Bostock has put together an excellent tool that analyzes random comparators. In the dropdown on that page, choose naïve swap (random ↦ random) to see the broken algorithm and the pattern it produces.
His page is informative as it allows one to see the immediate effects a change in logic has on the shuffled data. For example:
This matrix diagram using a non-uniform and very-biased shuffle is produced using a naïve swap (we pick from "1 to N") with code like this:
function shuffle(array) {
var n = array.length, i = -1, j;
while (++i < n) {
j = Math.floor(Math.random() * n);
t = array[j];
array[j] = array[i];
array[i] = t;
}
}
But if we implement a non-biased shuffle, where we pick from "k to N" we should see a diagram like this:
where the distribution is uniform, and is produced from code such as:
function FisherYatesDurstenfeldKnuthshuffle( array ) {
var pickIndex, arrayPosition = array.length;
while( --arrayPosition ) {
pickIndex = Math.floor( Math.random() * ( arrayPosition + 1 ) );
array[ pickIndex ] = [ array[ arrayPosition ], array[ arrayPosition ] = array[ pickIndex ] ][ 0 ];
}
}
The excellent answers given so far are concentrating on the distribution, but you have asked also "What happens if you make this mistake?" - which is what I haven't seen answered yet, so I'll give an explanation on this:
The Knuth-Fisher-Yates shuffle algorithm picks 1 out of n elements, then 1 out of n-1 remaining elements and so forth.

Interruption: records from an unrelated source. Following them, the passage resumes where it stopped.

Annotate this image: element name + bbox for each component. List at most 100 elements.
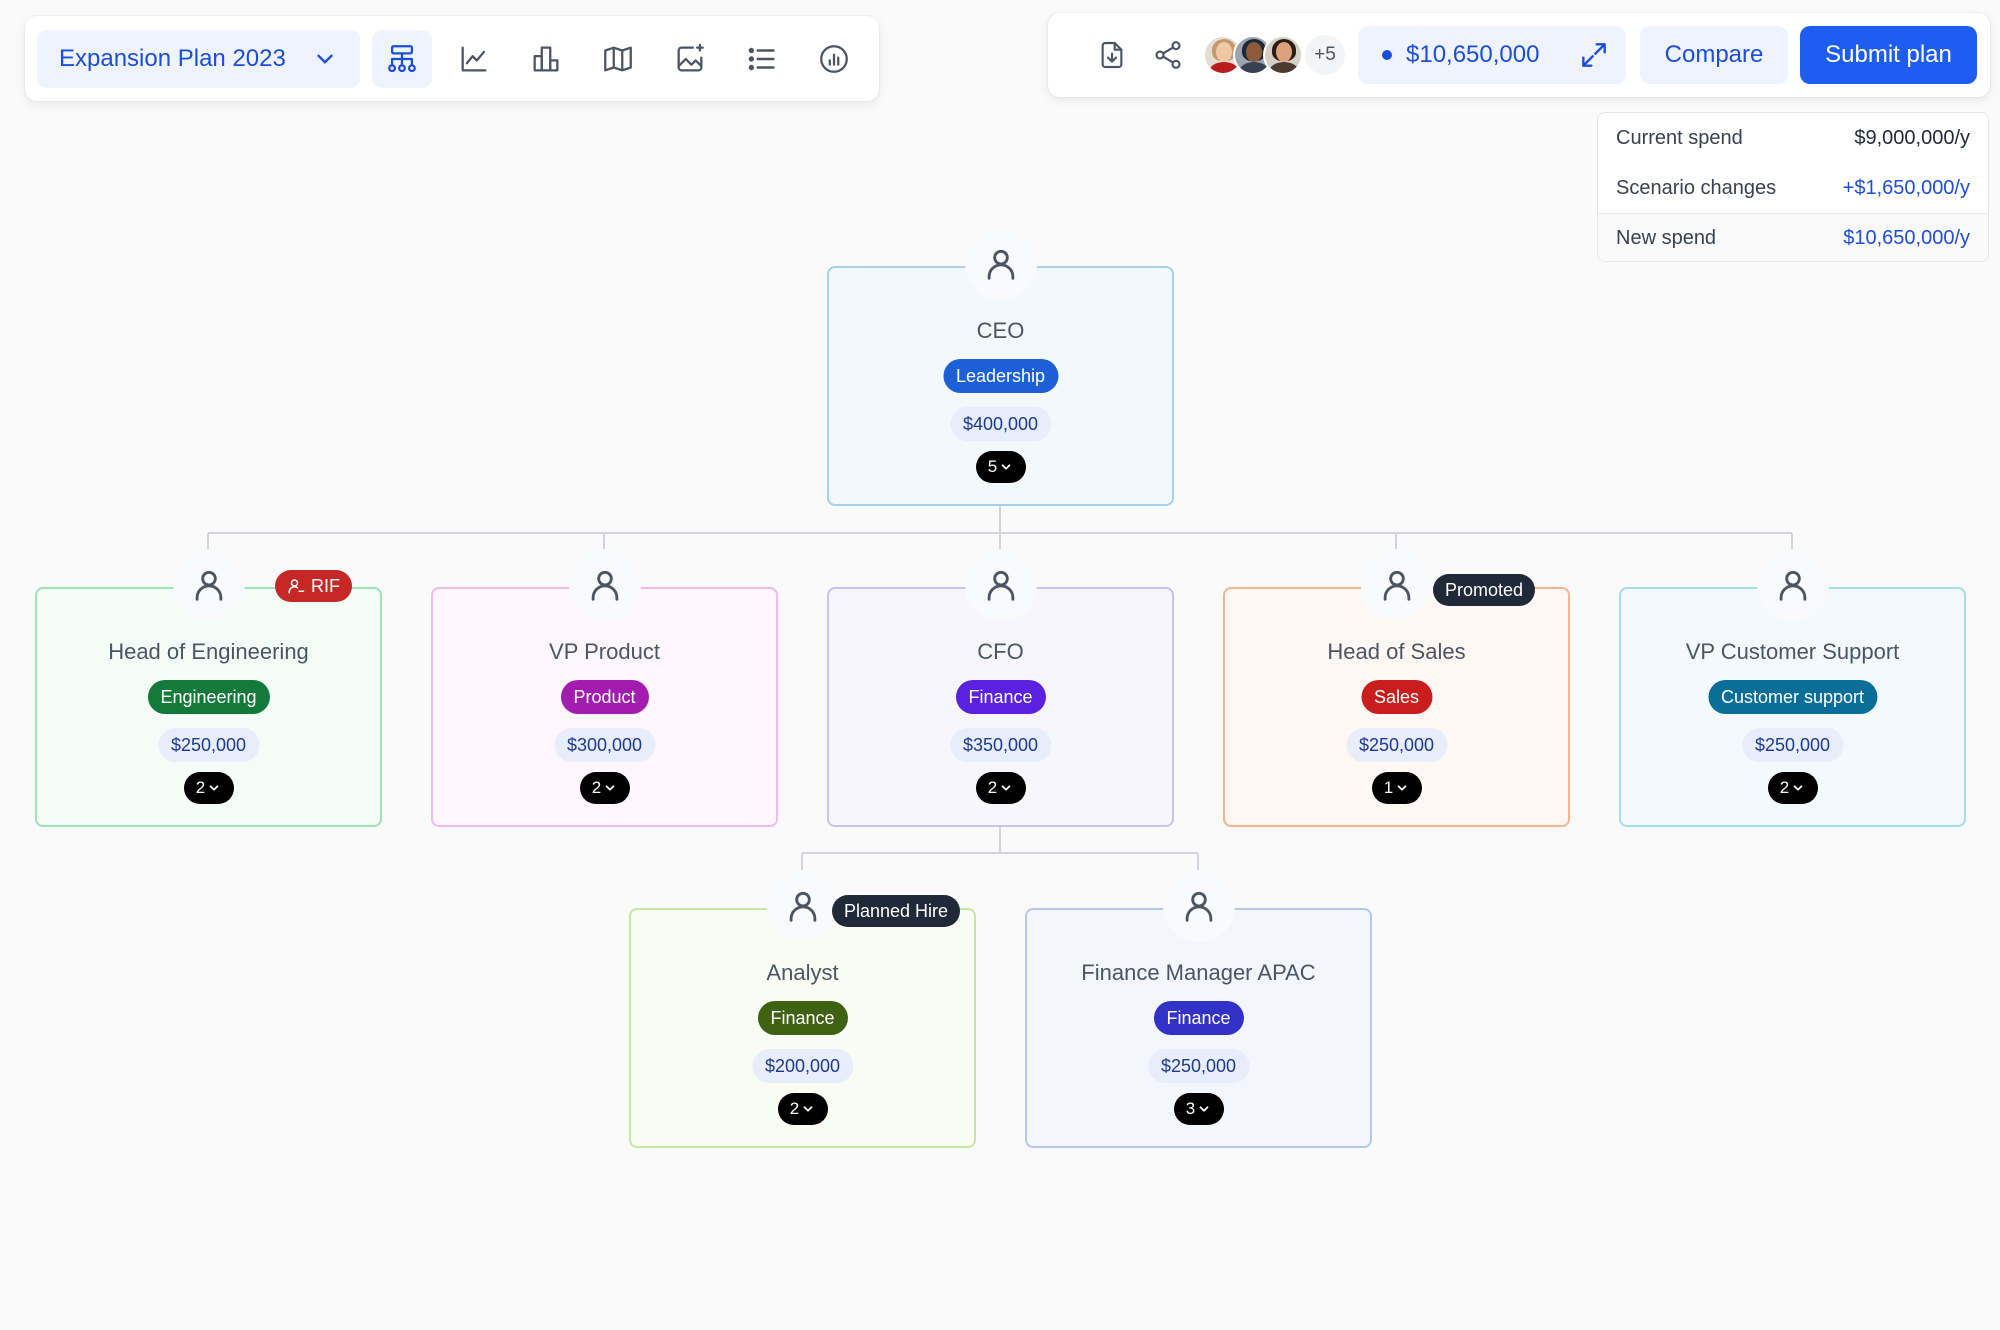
status-badge-planned-hire: Planned Hire bbox=[832, 895, 961, 927]
person-avatar bbox=[1757, 549, 1829, 621]
avatar[interactable] bbox=[1263, 35, 1303, 75]
view-toolbar: Expansion Plan 2023 bbox=[25, 16, 879, 101]
map-view-icon bbox=[604, 46, 632, 71]
reports-toggle[interactable]: 1 bbox=[1371, 772, 1422, 804]
more-collaborators-count[interactable]: +5 bbox=[1305, 35, 1345, 75]
salary-pill: $250,000 bbox=[1147, 1049, 1250, 1083]
reports-count: 2 bbox=[195, 778, 206, 797]
reports-count: 2 bbox=[1779, 778, 1790, 797]
reports-toggle[interactable]: 2 bbox=[183, 772, 234, 804]
department-badge: Leadership bbox=[942, 359, 1059, 393]
current-spend-row: Current spend $9,000,000/y bbox=[1598, 113, 1988, 163]
bar-chart-view-button[interactable] bbox=[516, 30, 576, 88]
plan-selector[interactable]: Expansion Plan 2023 bbox=[37, 29, 360, 88]
line-chart-view-button[interactable] bbox=[444, 30, 504, 88]
reports-count: 2 bbox=[987, 778, 998, 797]
org-card-vp-customer-support[interactable]: VP Customer Support Customer support $25… bbox=[1619, 549, 1966, 827]
reports-toggle[interactable]: 2 bbox=[975, 772, 1026, 804]
person-remove-icon bbox=[288, 579, 305, 594]
scenario-changes-label: Scenario changes bbox=[1616, 176, 1777, 199]
org-card-finance-manager-apac[interactable]: Finance Manager APAC Finance $250,000 3 bbox=[1025, 870, 1372, 1148]
reports-toggle[interactable]: 2 bbox=[777, 1093, 828, 1125]
gauge-chart-view-button[interactable] bbox=[804, 30, 864, 88]
reports-toggle[interactable]: 5 bbox=[975, 451, 1026, 483]
department-badge: Sales bbox=[1360, 680, 1433, 714]
plan-selector-label: Expansion Plan 2023 bbox=[59, 44, 286, 72]
share-icon bbox=[1155, 41, 1181, 69]
org-chart-view-button[interactable] bbox=[372, 29, 432, 88]
org-card-analyst[interactable]: Planned Hire Analyst Finance $200,000 2 bbox=[629, 870, 976, 1148]
reports-count: 2 bbox=[789, 1099, 800, 1118]
person-avatar bbox=[767, 870, 839, 942]
role-title: VP Product bbox=[549, 639, 660, 664]
scenario-changes-row: Scenario changes +$1,650,000/y bbox=[1598, 163, 1988, 213]
person-icon bbox=[195, 570, 223, 601]
chevron-down-icon bbox=[209, 785, 219, 791]
person-avatar bbox=[569, 549, 641, 621]
department-badge: Finance bbox=[757, 1001, 848, 1035]
spend-summary: Current spend $9,000,000/y Scenario chan… bbox=[1597, 112, 1989, 262]
salary-pill: $350,000 bbox=[949, 728, 1052, 762]
sparkle-image-view-button[interactable] bbox=[660, 30, 720, 88]
new-spend-row: New spend $10,650,000/y bbox=[1598, 213, 1988, 261]
org-card-ceo[interactable]: CEO Leadership $400,000 5 bbox=[827, 228, 1174, 506]
line-chart-view-icon bbox=[461, 46, 487, 71]
role-title: Analyst bbox=[766, 960, 839, 985]
map-view-button[interactable] bbox=[588, 30, 648, 88]
person-icon bbox=[789, 891, 817, 922]
download-file-icon bbox=[1101, 41, 1123, 69]
status-badge-label: RIF bbox=[311, 575, 340, 596]
gauge-chart-view-icon bbox=[820, 44, 848, 73]
avatar[interactable] bbox=[1233, 35, 1273, 75]
role-title: CFO bbox=[977, 639, 1024, 664]
person-icon bbox=[591, 570, 619, 601]
compare-button[interactable]: Compare bbox=[1640, 26, 1788, 84]
current-spend-label: Current spend bbox=[1616, 126, 1743, 149]
new-spend-value: $10,650,000/y bbox=[1843, 227, 1970, 249]
person-icon bbox=[1779, 570, 1807, 601]
salary-pill: $300,000 bbox=[553, 728, 656, 762]
list-view-button[interactable] bbox=[732, 30, 792, 88]
salary-pill: $200,000 bbox=[751, 1049, 854, 1083]
collaborators[interactable]: +5 bbox=[1203, 35, 1345, 75]
reports-toggle[interactable]: 2 bbox=[579, 772, 630, 804]
person-icon bbox=[987, 570, 1015, 601]
reports-count: 2 bbox=[591, 778, 602, 797]
download-button[interactable] bbox=[1090, 33, 1134, 77]
person-avatar bbox=[173, 549, 245, 621]
bar-chart-view-icon bbox=[533, 46, 559, 71]
org-card-head-of-engineering[interactable]: RIF Head of Engineering Engineering $250… bbox=[35, 549, 382, 827]
expand-button[interactable] bbox=[1572, 33, 1616, 77]
org-card-vp-product[interactable]: VP Product Product $300,000 2 bbox=[431, 549, 778, 827]
department-badge: Customer support bbox=[1707, 680, 1878, 714]
role-title: CEO bbox=[976, 318, 1025, 343]
share-button[interactable] bbox=[1146, 33, 1190, 77]
person-icon bbox=[987, 249, 1015, 280]
chevron-down-icon bbox=[1397, 785, 1407, 791]
role-title: Head of Engineering bbox=[108, 639, 309, 664]
reports-count: 1 bbox=[1383, 778, 1394, 797]
org-card-head-of-sales[interactable]: Promoted Head of Sales Sales $250,000 1 bbox=[1223, 549, 1570, 827]
salary-pill: $250,000 bbox=[1345, 728, 1448, 762]
chevron-down-icon bbox=[1001, 464, 1011, 470]
person-icon bbox=[1383, 570, 1411, 601]
person-icon bbox=[1185, 891, 1213, 922]
person-avatar bbox=[1361, 549, 1433, 621]
salary-pill: $250,000 bbox=[157, 728, 260, 762]
salary-pill: $400,000 bbox=[949, 407, 1052, 441]
reports-count: 5 bbox=[987, 457, 998, 476]
chevron-down-icon bbox=[605, 785, 615, 791]
submit-plan-button[interactable]: Submit plan bbox=[1800, 26, 1977, 84]
status-badge-rif: RIF bbox=[275, 570, 352, 602]
chevron-down-icon bbox=[1793, 785, 1803, 791]
reports-toggle[interactable]: 2 bbox=[1767, 772, 1818, 804]
reports-count: 3 bbox=[1185, 1099, 1196, 1118]
chevron-down-icon bbox=[1199, 1106, 1209, 1112]
org-card-cfo[interactable]: CFO Finance $350,000 2 bbox=[827, 549, 1174, 827]
list-view-icon bbox=[748, 47, 775, 70]
chevron-down-icon bbox=[317, 54, 333, 63]
total-cost-amount: $10,650,000 bbox=[1406, 41, 1540, 68]
reports-toggle[interactable]: 3 bbox=[1173, 1093, 1224, 1125]
sparkle-image-view-icon bbox=[677, 43, 704, 71]
role-title: Finance Manager APAC bbox=[1081, 960, 1316, 985]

You can implement it with two arrays a1 and a2 where you remove one element from a1 and insert it into a2, but the algorithm does it in place (which means, that it needs only one array), as is explained here (Google: "Shuffling Algorithms Fisher-Yates DataGenetics") very well.
If you don't remove the elements, they can be randomly chosen again which produces the biased randomness. This is exactly what the 2nd example your are describing does. The first example, the Knuth-Fisher-Yates algorithm, uses a cursor variable running from k to N, which remembers which elements have already been taken, hence avoiding to pick elements more than once.